You are now ready to run the MapReduce program. Start it with the following command:

$ elastic-mapreduce --stream \ 1

--mapper s3://program-emr/tag_clustering_mapper.py \ 2

--input s3://program-emr/links2.csv \ 3

--output s3://program-emr/foo \ 4

--reducer s3://program-emr/tag_clustering_reducer.py \ 5

-j JOB_ID

1

You are specifying the --stream option to the elastic-mapreduce command. This means you also need to specify the path to the mapper, input data, output location, and reducer code. If you do not specify all four items, the stream command will fail.

2

This is the location where, upon success or failure, output will be placed.

3

This is the S3 path to your input data.

4

EMR will place success or failure status files in the S3 directory you specify with this option.

5

The reducer code you want EMR to run is passed to this option.

Once your MapReduce job is finished, you will want to make sure you terminate your cluster (recall we started it with the alive option):

$ elastic-mapreduce --terminate -j JOB_ID

Upon successful completion of the job, the reducer output will be placed in s3://program-emr/foo/part-00000. You can download this file for inspection with the following S3 command:

$ s3cmd get s3://program-emr/foo/part-00000

If your job failed for whatever reason, the files in the S3 directory will look like part-00001, part-00002, and so on. You can use these to determine why your job failed and go fix the issue.

If you open the part-00000 file in your favorite editor, you will see the following (note that the output was manually formatted to fit on the page):

['SC', 'WA']: ['/shuttle/missions/sts-73/mission-sts-73.html']

['CO', 'AL', 'GA']: ['/shuttle/countdown/video/livevideo.gif', \

'/shuttle/countdown/countdown.html', '/']

['SC', 'NC', 'OK']: ['/shuttle/countdown/liftoff.html']

['CA', 'TX']: ['/history/apollo/']

['SC', 'FL', 'MA', 'AL']: ['/shuttle/countdown/']

['FL', 'MS']: ['/images/NASA-logosmall.gif', \

'/shuttle/missions/sts-73/sts-73-patch-small.gif']

The output shows clusters around resources and the US states that tended to access them. Some of the clusters are straight out of the data file like that for SC and WA:

['SC', 'WA']: ['/shuttle/missions/sts-73/mission-sts-73.html']

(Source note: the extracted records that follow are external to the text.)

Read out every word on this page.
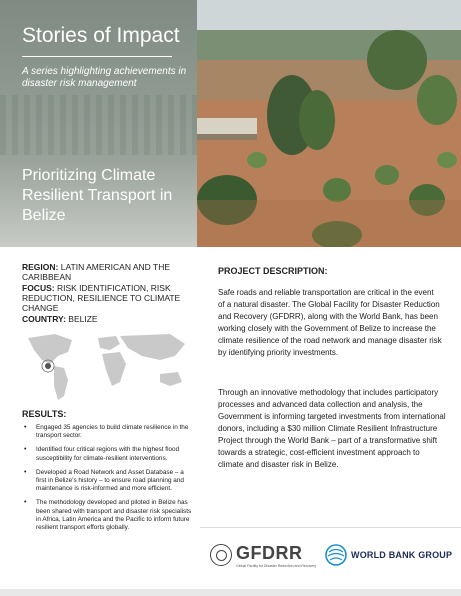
Stories of Impact
A series highlighting achievements in disaster risk management
Prioritizing Climate Resilient Transport in Belize
REGION: LATIN AMERICAN AND THE CARIBBEAN
FOCUS: RISK IDENTIFICATION, RISK REDUCTION, RESILIENCE TO CLIMATE CHANGE
COUNTRY: BELIZE
RESULTS:
• Engaged 35 agencies to build climate resilience in the transport sector.
• Identified four critical regions with the highest flood susceptibility for climate-resilient interventions.
• Developed a Road Network and Asset Database – a first in Belize's history – to ensure road planning and maintenance is risk-informed and more efficient.
• The methodology developed and piloted in Belize has been shared with transport and disaster risk specialists in Africa, Latin America and the Pacific to inform future resilient transport efforts globally.
PROJECT DESCRIPTION:

Safe roads and reliable transportation are critical in the event of a natural disaster. The Global Facility for Disaster Reduction and Recovery (GFDRR), along with the World Bank, has been working closely with the Government of Belize to increase the climate resilience of the road network and manage disaster risk by identifying priority investments.

Through an innovative methodology that includes participatory processes and advanced data collection and analysis, the Government is informing targeted investments from international donors, including a $30 million Climate Resilient Infrastructure Project through the World Bank – part of a transformative shift towards a strategic, cost-efficient investment approach to climate and disaster risk in Belize.

GFDRR
Global Facility for Disaster Reduction and Recovery
WORLD BANK GROUP
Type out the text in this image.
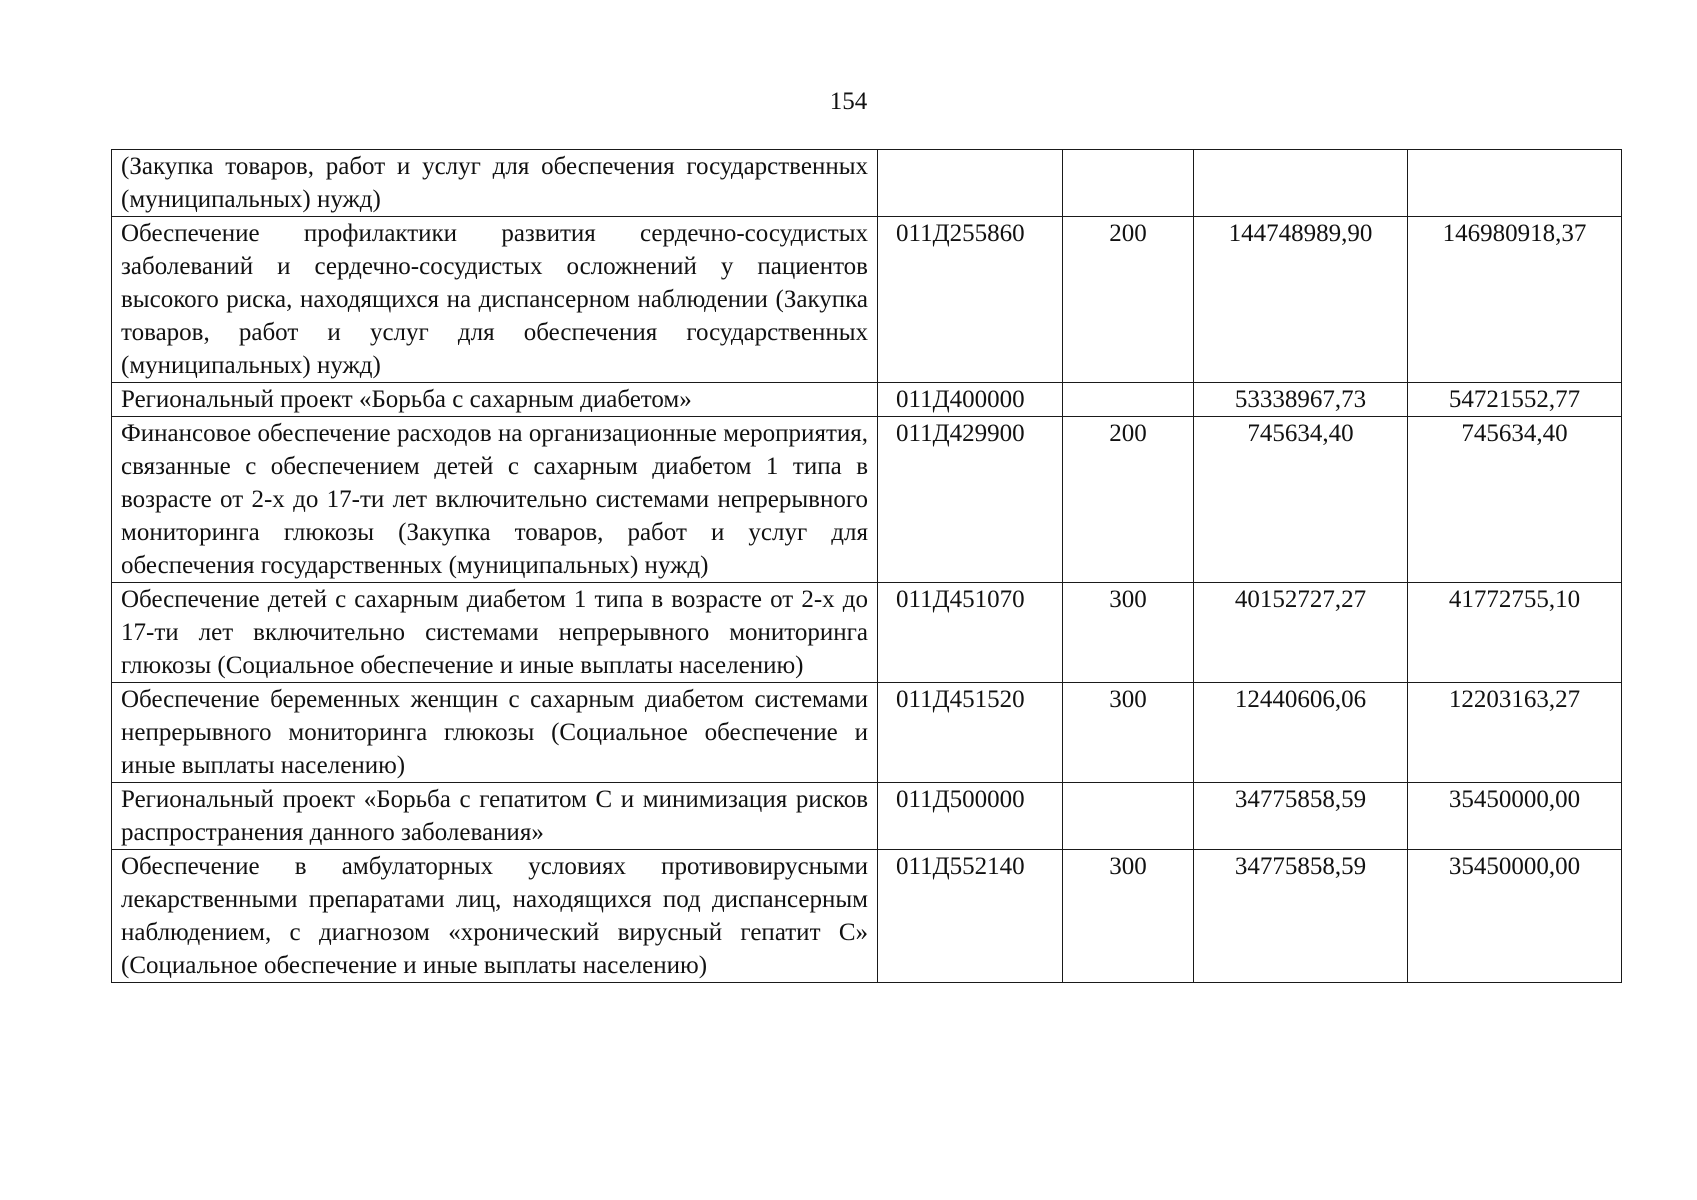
154
(Закупка товаров, работ и услуг для обеспечения государственных (муниципальных) нужд)				
Обеспечение профилактики развития сердечно-сосудистых заболеваний и сердечно-сосудистых осложнений у пациентов высокого риска, находящихся на диспансерном наблюдении (Закупка товаров, работ и услуг для обеспечения государственных (муниципальных) нужд)	011Д255860	200	144748989,90	146980918,37
Региональный проект «Борьба с сахарным диабетом»	011Д400000		53338967,73	54721552,77
Финансовое обеспечение расходов на организационные мероприятия, связанные с обеспечением детей с сахарным диабетом 1 типа в возрасте от 2-х до 17-ти лет включительно системами непрерывного мониторинга глюкозы (Закупка товаров, работ и услуг для обеспечения государственных (муниципальных) нужд)	011Д429900	200	745634,40	745634,40
Обеспечение детей с сахарным диабетом 1 типа в возрасте от 2-х до 17-ти лет включительно системами непрерывного мониторинга глюкозы (Социальное обеспечение и иные выплаты населению)	011Д451070	300	40152727,27	41772755,10
Обеспечение беременных женщин с сахарным диабетом системами непрерывного мониторинга глюкозы (Социальное обеспечение и иные выплаты населению)	011Д451520	300	12440606,06	12203163,27
Региональный проект «Борьба с гепатитом С и минимизация рисков распространения данного заболевания»	011Д500000		34775858,59	35450000,00
Обеспечение в амбулаторных условиях противовирусными лекарственными препаратами лиц, находящихся под диспансерным наблюдением, с диагнозом «хронический вирусный гепатит С» (Социальное обеспечение и иные выплаты населению)	011Д552140	300	34775858,59	35450000,00
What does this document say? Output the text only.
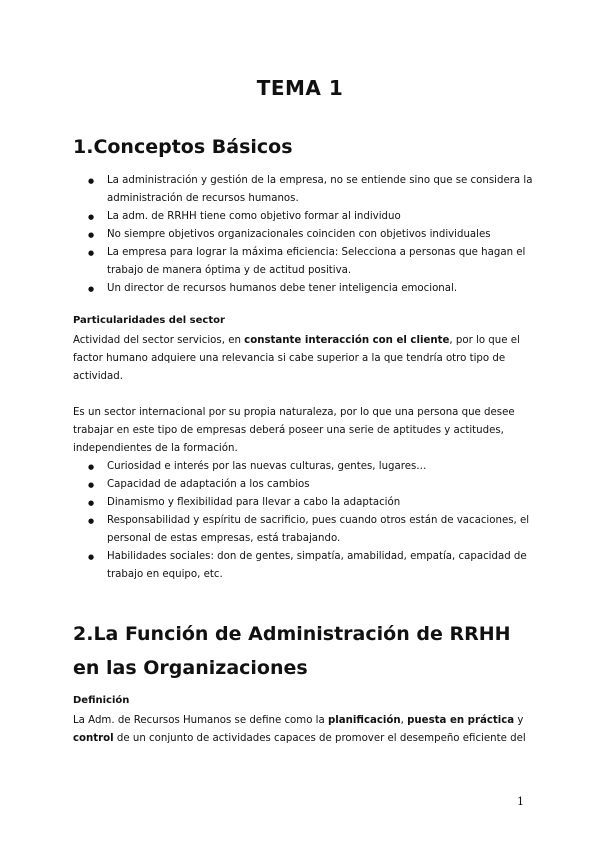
TEMA 1
1.Conceptos Básicos
● La administración y gestión de la empresa, no se entiende sino que se considera la administración de recursos humanos.
● La adm. de RRHH tiene como objetivo formar al individuo
● No siempre objetivos organizacionales coinciden con objetivos individuales
● La empresa para lograr la máxima eficiencia: Selecciona a personas que hagan el trabajo de manera óptima y de actitud positiva.
● Un director de recursos humanos debe tener inteligencia emocional.
Particularidades del sector

Actividad del sector servicios, en constante interacción con el cliente, por lo que el factor humano adquiere una relevancia si cabe superior a la que tendría otro tipo de actividad.

Es un sector internacional por su propia naturaleza, por lo que una persona que desee trabajar en este tipo de empresas deberá poseer una serie de aptitudes y actitudes, independientes de la formación.

● Curiosidad e interés por las nuevas culturas, gentes, lugares…
● Capacidad de adaptación a los cambios
● Dinamismo y flexibilidad para llevar a cabo la adaptación
● Responsabilidad y espíritu de sacrificio, pues cuando otros están de vacaciones, el personal de estas empresas, está trabajando.
● Habilidades sociales: don de gentes, simpatía, amabilidad, empatía, capacidad de trabajo en equipo, etc.
2.La Función de Administración de RRHH en las Organizaciones
Definición

La Adm. de Recursos Humanos se define como la planificación, puesta en práctica y control de un conjunto de actividades capaces de promover el desempeño eficiente del

1
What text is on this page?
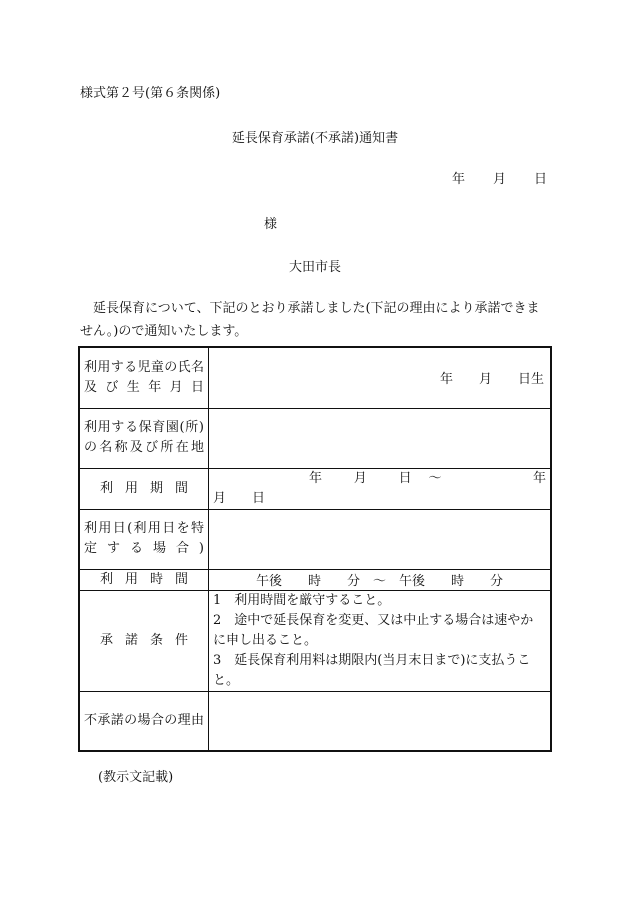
様式第２号(第６条関係)
延長保育承諾(不承諾)通知書
年 月 日
様
大田市長
延長保育について、下記のとおり承諾しました(下記の理由により承諾できません。)ので通知いたします。
利用する児童の氏名及び生年月日	年　　月　　日生
利用する保育園(所)の名称及び所在地	
利用期間	年　　月　　日　〜　　　　　　年　　月　　日
利用日(利用日を特定する場合)	
利用時間	午後　　時　　分　〜　午後　　時　　分
承諾条件	1　利用時間を厳守すること。
2　途中で延長保育を変更、又は中止する場合は速やかに申し出ること。
3　延長保育利用料は期限内(当月末日まで)に支払うこと。

不承諾の場合の理由	
(教示文記載)
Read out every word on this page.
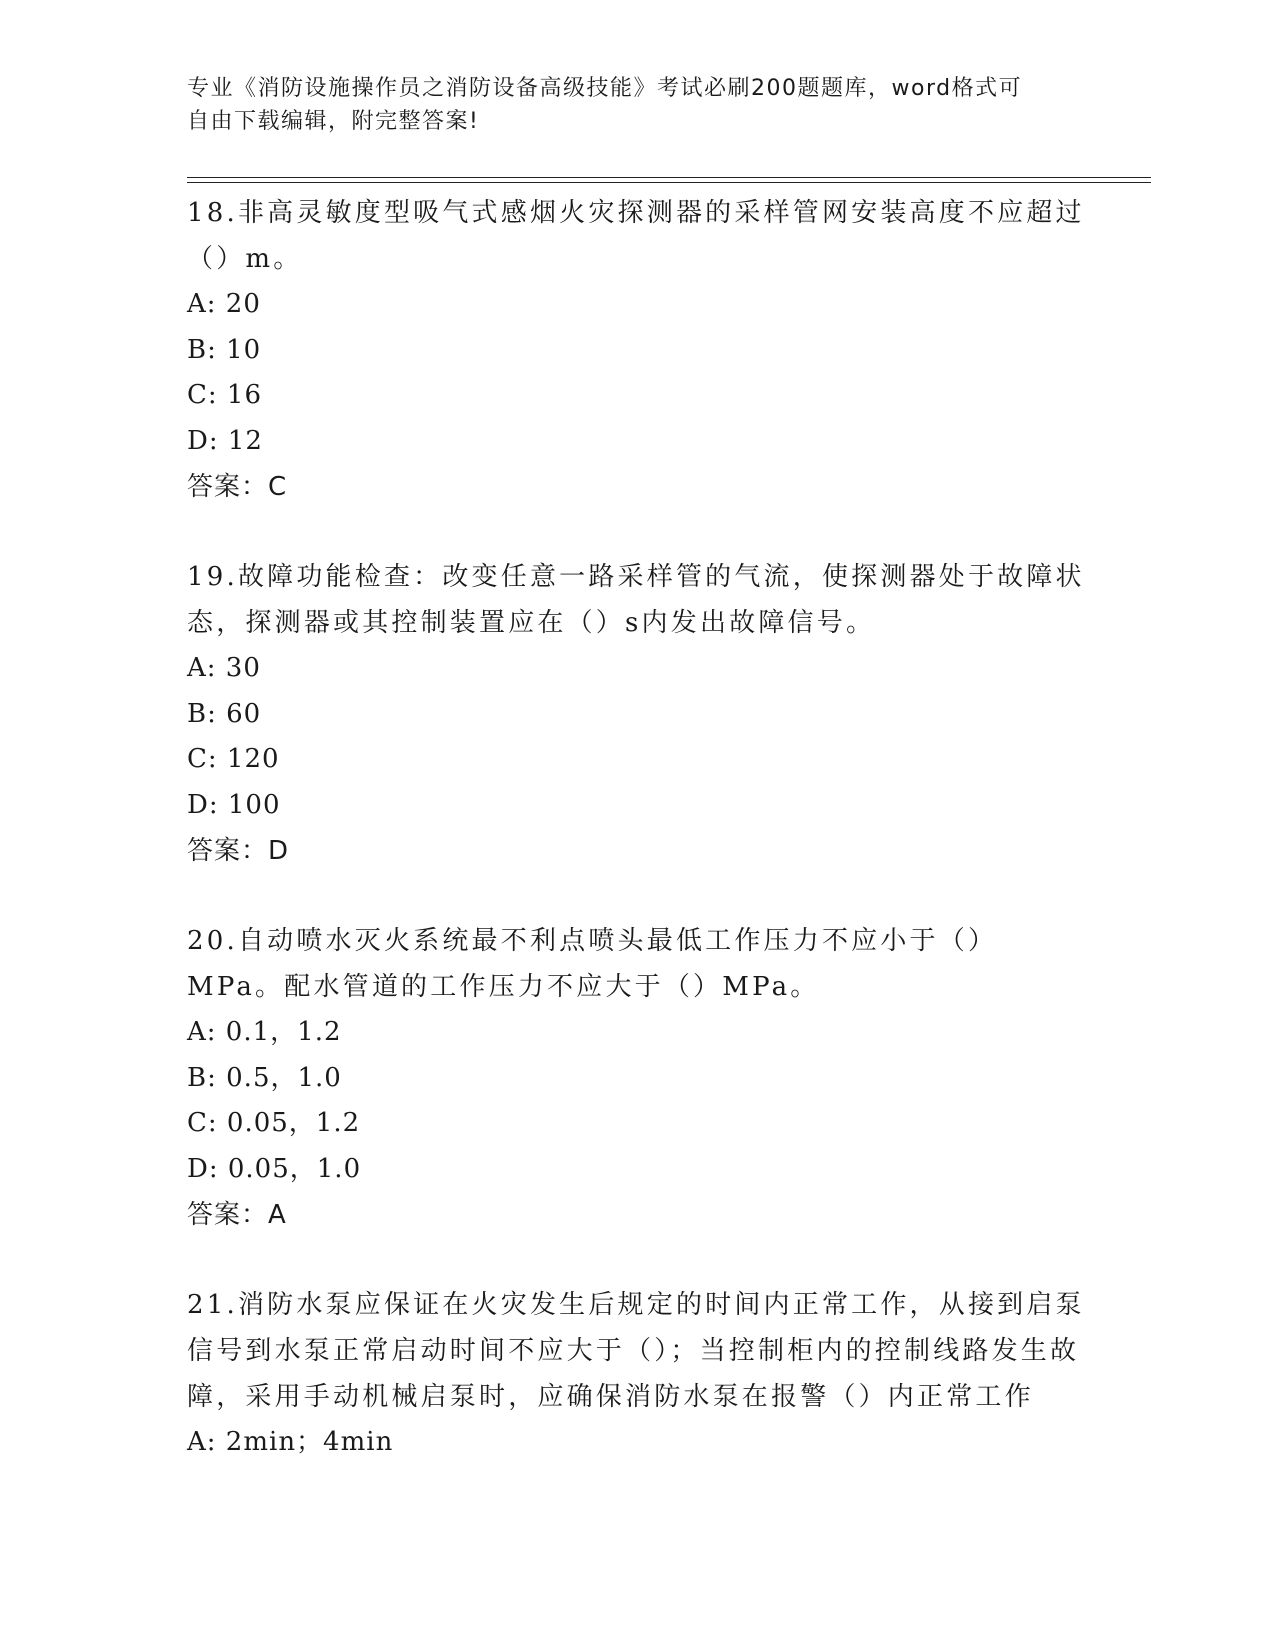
专业《消防设施操作员之消防设备高级技能》考试必刷200题题库，word格式可
自由下载编辑，附完整答案!

18.非高灵敏度型吸气式感烟火灾探测器的采样管网安装高度不应超过（）m。

A: 20

B: 10

C: 16

D: 12

答案：C

19.故障功能检查：改变任意一路采样管的气流，使探测器处于故障状态，探测器或其控制装置应在（）s内发出故障信号。

A: 30

B: 60

C: 120

D: 100

答案：D

20.自动喷水灭火系统最不利点喷头最低工作压力不应小于（）MPa。配水管道的工作压力不应大于（）MPa。

A: 0.1，1.2

B: 0.5，1.0

C: 0.05，1.2

D: 0.05，1.0

答案：A

21.消防水泵应保证在火灾发生后规定的时间内正常工作，从接到启泵信号到水泵正常启动时间不应大于（）；当控制柜内的控制线路发生故障，采用手动机械启泵时，应确保消防水泵在报警（）内正常工作

A: 2min；4min
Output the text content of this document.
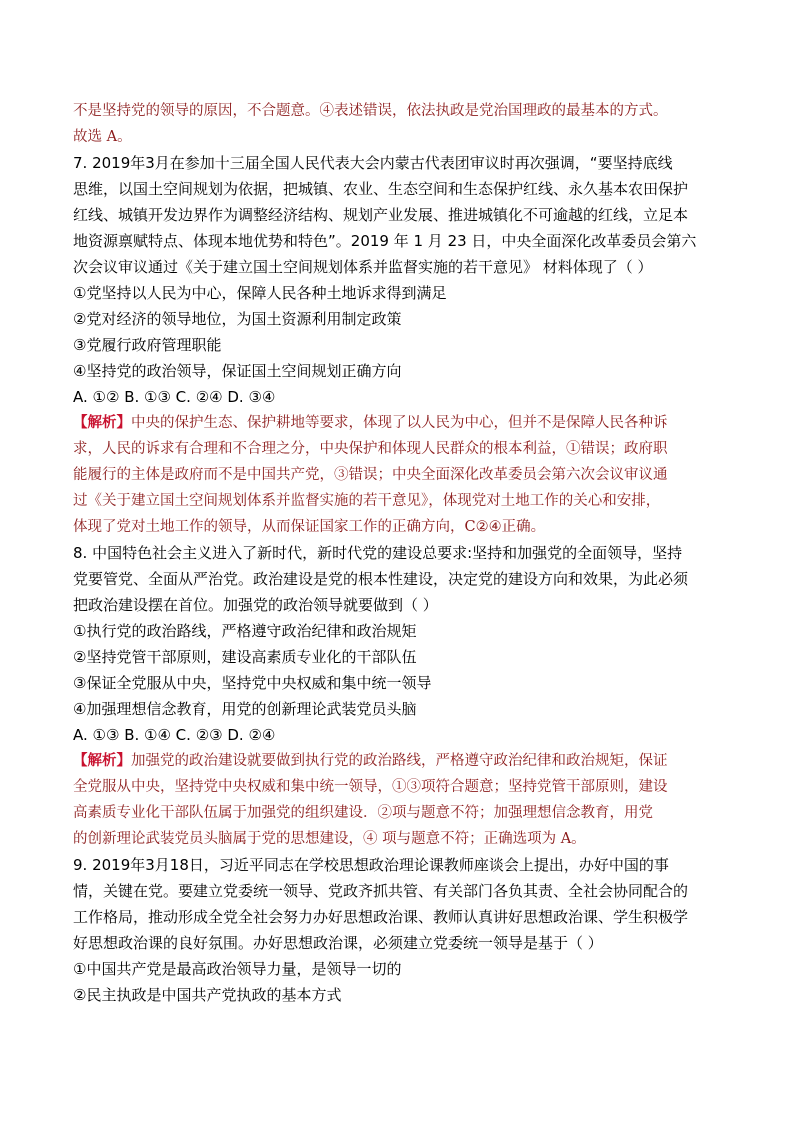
不是坚持党的领导的原因，不合题意。④表述错误，依法执政是党治国理政的最基本的方式。
故选 A。
7. 2019年3月在参加十三届全国人民代表大会内蒙古代表团审议时再次强调，“要坚持底线
思维，以国土空间规划为依据，把城镇、农业、生态空间和生态保护红线、永久基本农田保护
红线、城镇开发边界作为调整经济结构、规划产业发展、推进城镇化不可逾越的红线，立足本
地资源禀赋特点、体现本地优势和特色”。2019 年 1 月 23 日，中央全面深化改革委员会第六
次会议审议通过《关于建立国土空间规划体系并监督实施的若干意见》 材料体现了（ ）
①党坚持以人民为中心，保障人民各种土地诉求得到满足
②党对经济的领导地位，为国土资源利用制定政策
③党履行政府管理职能
④坚持党的政治领导，保证国土空间规划正确方向
A. ①② B. ①③ C. ②④ D. ③④
【解析】中央的保护生态、保护耕地等要求，体现了以人民为中心，但并不是保障人民各种诉
求，人民的诉求有合理和不合理之分，中央保护和体现人民群众的根本利益，①错误；政府职
能履行的主体是政府而不是中国共产党，③错误；中央全面深化改革委员会第六次会议审议通
过《关于建立国土空间规划体系并监督实施的若干意见》，体现党对土地工作的关心和安排，
体现了党对土地工作的领导，从而保证国家工作的正确方向，C②④正确。
8. 中国特色社会主义进入了新时代，新时代党的建设总要求:坚持和加强党的全面领导，坚持
党要管党、全面从严治党。政治建设是党的根本性建设，决定党的建设方向和效果，为此必须
把政治建设摆在首位。加强党的政治领导就要做到（ ）
①执行党的政治路线，严格遵守政治纪律和政治规矩
②坚持党管干部原则，建设高素质专业化的干部队伍
③保证全党服从中央，坚持党中央权威和集中统一领导
④加强理想信念教育，用党的创新理论武装党员头脑
A. ①③ B. ①④ C. ②③ D. ②④
【解析】加强党的政治建设就要做到执行党的政治路线，严格遵守政治纪律和政治规矩，保证
全党服从中央，坚持党中央权威和集中统一领导，①③项符合题意；坚持党管干部原则，建设
高素质专业化干部队伍属于加强党的组织建设．②项与题意不符；加强理想信念教育，用党
的创新理论武装党员头脑属于党的思想建设，④ 项与题意不符；正确选项为 A。
9. 2019年3月18日，习近平同志在学校思想政治理论课教师座谈会上提出，办好中国的事
情，关键在党。要建立党委统一领导、党政齐抓共管、有关部门各负其责、全社会协同配合的
工作格局，推动形成全党全社会努力办好思想政治课、教师认真讲好思想政治课、学生积极学
好思想政治课的良好氛围。办好思想政治课，必须建立党委统一领导是基于（ ）
①中国共产党是最高政治领导力量，是领导一切的
②民主执政是中国共产党执政的基本方式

But if you look at this line:

['FL', 'MS']: ['/images/NASA-logosmall.gif', \

'/shuttle/missions/sts-73/sts-73-patch-small.gif']

It is actually made up of these two data rows from our input file:

"/shuttle/missions/sts-73/sts-73-patch-small.gif","MS"

"/images/NASA-logosmall.gif","MS,FL"

The results are not perfect. You can see that another FL from our input file appears in this output line:

['SC', 'FL', 'MA', 'AL']: ['/shuttle/countdown/']

Recall that k-Means uses local minima to determine when it has converged. This can cause poor clusters to be formed, which can cause the results to be suboptimal. The bisecting k-Means algorithm is an extension on k-Means that aims to deal with poor cluster creation. The hierarchical clustering is yet another algorithm that can help overcome poor convergence.

What About Java?

The Mahout Java library implements many popular machine learning algorithms with an eye toward running on Hadoop. You can download the source package, build it, and run prepackaged examples. Running Mahout in EMR is also possible, with a bit of work.

What’s Next?

This chapter showed the basics of how you can use EMR to run machine learning algorithms. Something worth noting is that not all data sets are amenable to running on Hadoop, especially if splitting up the data set at map time will introduce inconsistencies in the final results. This is also true of machine learning algorithms—not all of them play nicely with the MapReduce paradigm.

For the curious-minded folks, here are three easy steps to becoming a machine learning expert:

§ Learn all you can about different machine learning algorithms, including the math behind them.

§ Experiment with sample code so you can take theory and turn it into practice.

§ Once you are familiar with machine learning, you can start thinking about your particular domain and how you can apply these algorithms to your data.